07 Feb Estate planning – the basics
Whether you’re starting to think about your wealth and inheritance tax (IHT) or possibly trying to assist older relatives in this process, before you or they make any big decisions it’s worth reminding yourself of the basics.
The first £325,000 of a person’s estate is not subject to IHT, and this is known as the nil rate band.
From April this year, an additional £175,000 (as opposed to £150,000 currently) of nil rate band is available for property owners who pass their main residence, or a share of the property, on death to direct descendants. This is known as the residential nil rate band (RNRB). The rules around this are highly complex and the additional relief is withdrawn at a rate of £1 for every £2 by which the estate’s value exceeds £2m. In 2020/21 this additional RNRB will not apply to estates over £2.35m.
Married couples and civil partners may carry forward their deceased spouse or civil partner’s unused nil rate band, with the amount of the nil rate band determined by the exemption applicable at the time of the second death. So, even if the deceased spouse/partner died when the nil rate band was lower than the £325,000 it is today, if none was used on first death a total of £650,000 would be available on second death. This carry forward also applies to the RNRB. In a similar way it is the unused percentage of the RNRB from the estate of the first to die which can then be claimed on the second death.
Everyone has an annual gift exemption of £3,000 which is immediately exempt from IHT, plus £3,000 if not used from the previous tax year. Any unused exemption can be carried forward for one year but it must be used after the £3,000 exemption for that year.

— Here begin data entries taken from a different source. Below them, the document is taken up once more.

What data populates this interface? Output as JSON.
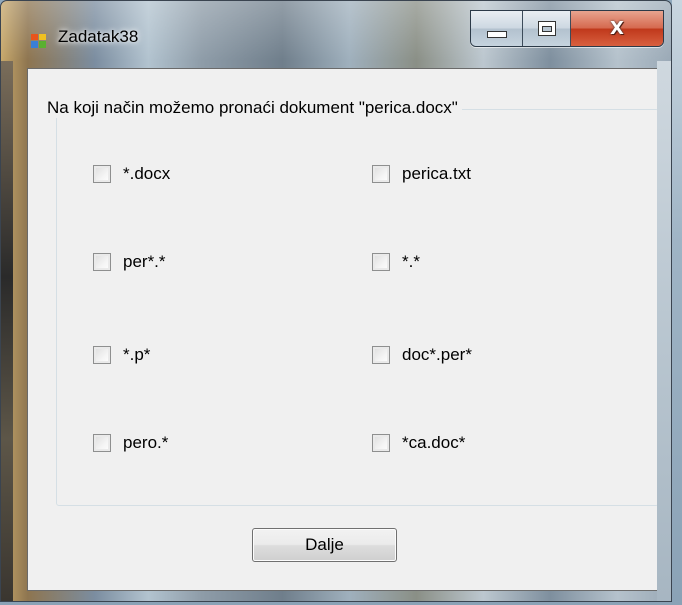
{
  "window": {
    "title": "Zadatak38",
    "icon": "windows-form-icon",
    "controls": {
      "minimize_icon": "minimize-icon",
      "maximize_icon": "maximize-icon",
      "close_label": "X"
    }
  },
  "group": {
    "legend": "Na koji način možemo pronaći dokument \"perica.docx\""
  },
  "options": [
    {
      "label": "*.docx",
      "checked": false
    },
    {
      "label": "perica.txt",
      "checked": false
    },
    {
      "label": "per*.*",
      "checked": false
    },
    {
      "label": "*.*",
      "checked": false
    },
    {
      "label": "*.p*",
      "checked": false
    },
    {
      "label": "doc*.per*",
      "checked": false
    },
    {
      "label": "pero.*",
      "checked": false
    },
    {
      "label": "*ca.doc*",
      "checked": false
    }
  ],
  "button": {
    "label": "Dalje"
  }
}
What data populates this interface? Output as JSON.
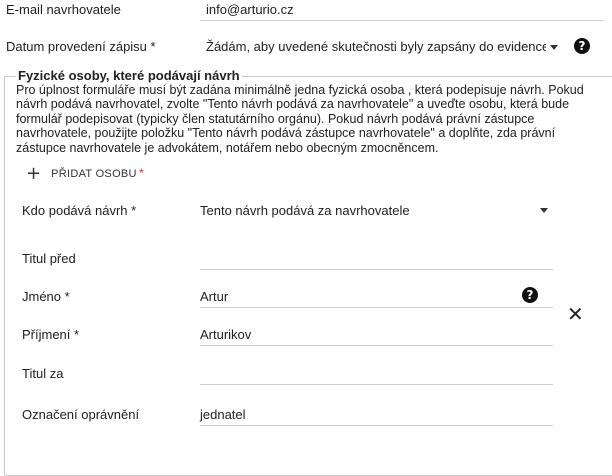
{
  "email": {
    "label": "E-mail navrhovatele",
    "value": "info@arturio.cz"
  },
  "datum": {
    "label": "Datum provedení zápisu *",
    "value": "Žádám, aby uvedené skutečnosti byly zapsány do evidence s",
    "help_icon": "help-circle-icon"
  },
  "section": {
    "title": "Fyzické osoby, které podávají návrh",
    "description": "Pro úplnost formuláře musí být zadána minimálně jedna fyzická osoba , která podepisuje návrh. Pokud návrh  podává navrhovatel, zvolte \"Tento návrh podává za navrhovatele\" a  uveďte osobu, která bude formulář podepisovat (typicky člen statutárního orgánu). Pokud návrh podává právní zástupce navrhovatele, použijte položku \"Tento návrh podává zástupce navrhovatele\" a doplňte, zda právní zástupce navrhovatele je advokátem, notářem nebo obecným zmocněncem.",
    "add_button": {
      "icon": "plus-icon",
      "label": "PŘIDAT OSOBU",
      "required_mark": "*"
    }
  },
  "person": {
    "kdo": {
      "label": "Kdo podává návrh *",
      "value": "Tento návrh podává za navrhovatele"
    },
    "titul_pred": {
      "label": "Titul před",
      "value": ""
    },
    "jmeno": {
      "label": "Jméno *",
      "value": "Artur",
      "help_icon": "help-circle-icon"
    },
    "prijmeni": {
      "label": "Příjmení *",
      "value": "Arturikov"
    },
    "titul_za": {
      "label": "Titul za",
      "value": ""
    },
    "opravneni": {
      "label": "Označení oprávnění",
      "value": "jednatel"
    },
    "remove_icon": "close-icon"
  }
}
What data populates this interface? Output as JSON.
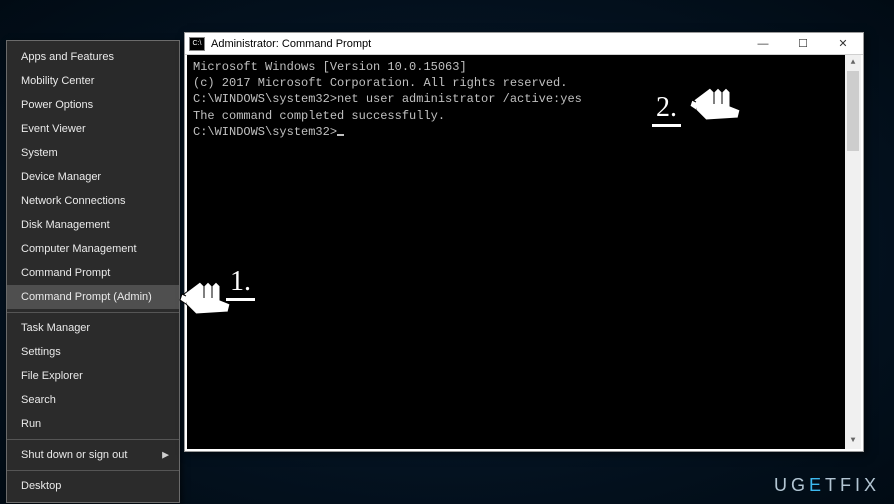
{
  "watermark": {
    "pre": "UG",
    "mid": "E",
    "post": "TFIX"
  },
  "winx": {
    "groups": [
      {
        "items": [
          "Apps and Features",
          "Mobility Center",
          "Power Options",
          "Event Viewer",
          "System",
          "Device Manager",
          "Network Connections",
          "Disk Management",
          "Computer Management",
          "Command Prompt",
          "Command Prompt (Admin)"
        ],
        "highlight_index": 10
      },
      {
        "items": [
          "Task Manager",
          "Settings",
          "File Explorer",
          "Search",
          "Run"
        ]
      },
      {
        "items_with_submenu": [
          {
            "label": "Shut down or sign out",
            "submenu": true
          }
        ],
        "items": [
          "Desktop"
        ]
      }
    ]
  },
  "cmd": {
    "title": "Administrator: Command Prompt",
    "icon_label": "C:\\",
    "controls": {
      "min": "—",
      "max": "☐",
      "close": "✕"
    },
    "lines": [
      "Microsoft Windows [Version 10.0.15063]",
      "(c) 2017 Microsoft Corporation. All rights reserved.",
      "",
      "C:\\WINDOWS\\system32>net user administrator /active:yes",
      "The command completed successfully.",
      "",
      "",
      "C:\\WINDOWS\\system32>"
    ]
  },
  "annotations": {
    "one": "1.",
    "two": "2."
  }
}
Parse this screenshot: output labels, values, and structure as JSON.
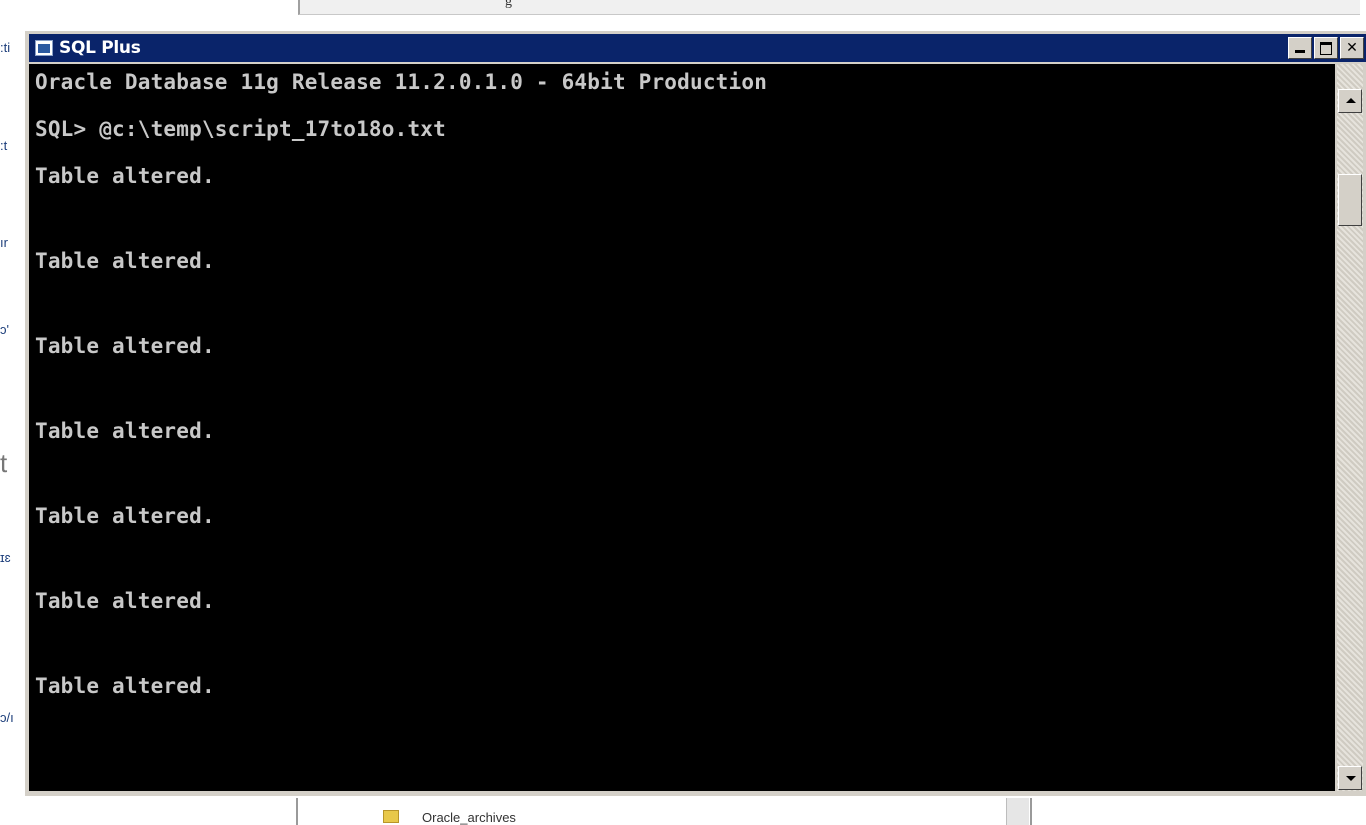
{
  "background": {
    "toolbar_text": "g",
    "left_fragments": [
      ":ti",
      ":t",
      "ır",
      "ɔ'",
      "t",
      "ɪɛ",
      "ɔ/ı"
    ],
    "bottom_folder_label": "Oracle_archives"
  },
  "window": {
    "title": "SQL Plus",
    "icon": "sqlplus-app-icon",
    "buttons": {
      "minimize": "minimize-icon",
      "maximize": "maximize-icon",
      "close_label": "✕"
    }
  },
  "console": {
    "lines": [
      "Oracle Database 11g Release 11.2.0.1.0 - 64bit Production",
      "SQL> @c:\\temp\\script_17to18o.txt",
      "Table altered.",
      "Table altered.",
      "Table altered.",
      "Table altered.",
      "Table altered.",
      "Table altered.",
      "Table altered."
    ]
  },
  "colors": {
    "titlebar": "#0a246a",
    "console_bg": "#000000",
    "console_text": "#c8c8c8",
    "chrome": "#d4d0c8"
  }
}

So if these have not been used before, a couple can gift £12,000 in the first tax year and then £6,000 each tax year thereafter.
Gifts in consideration of marriage are immediately exempt from the donor’s estate: from parents £5,000, from grandparents £2,500 and from anyone else £1,000.
Outright small gifts of up to £250 in total per gift to any number of people in one year are exempt from IHT. Not much but as one supermarket chain likes to say ‘every little helps’.
Regular gifts which meet, or are intended to meet, the definition of being from ‘normal expenditure out of income’ are immediately exempt, whether they are paid to a trust or an individual. These should be documented at outset in case the donor does not survive beyond the first gift.
The estates of members of the armed forces whose death can be attributed to, or was hastened by, injury or illness suffered whilst on active service or other service of a warlike nature are exempt from IHT. This exemption has also been extended to members of the emergency services and humanitarian aid workers responding to ‘emergency circumstances’. However, it is the responsibility of the deceased’s estate to make such a claim. It is important to note that the injury or illness may have occurred many years prior to death.
There is also an exemption for medals and other decorations awarded to armed forces or emergency services personnel for valour or gallantry, and also to awards made by the Crown for achievements and service in public life, provided that they have not been purchased by the owner.
Qualifying business or agricultural assets benefit from business or agricultural relief (BR or AR) and are exempt at the rate of either 50% or 100%.
Loans are deductible from the deceased’s estate for IHT calculation purposes as long as they are actually repaid on death and have not been used to acquire, enhance or maintain excluded property (property situated outside the UK and held by a non-UK domiciled person or settled into a trust by such a person) or for loans taken out after 6th April 2013 (or whose terms have changed after that date) where they were used to acquire assets already subject to IHT relief (such as BR or AR).
Gifts made to registered charities or qualifying political parties in lifetime or via a will are immediately exempt from IHT. If at least 10% of an individual’s taxable estate is left to a registered charity via their will, then the residual IHT liability is reduced by 10%, i.e. from 40% to 36%.
So before you rush into an IHT based scheme or package IHT solution, remember to consider the basics first and think about the straight forward use of all these exemptions and reliefs. If you still have a potential IHT problem or just want to start considering wealth transfer my advice would be to speak to a financial planner.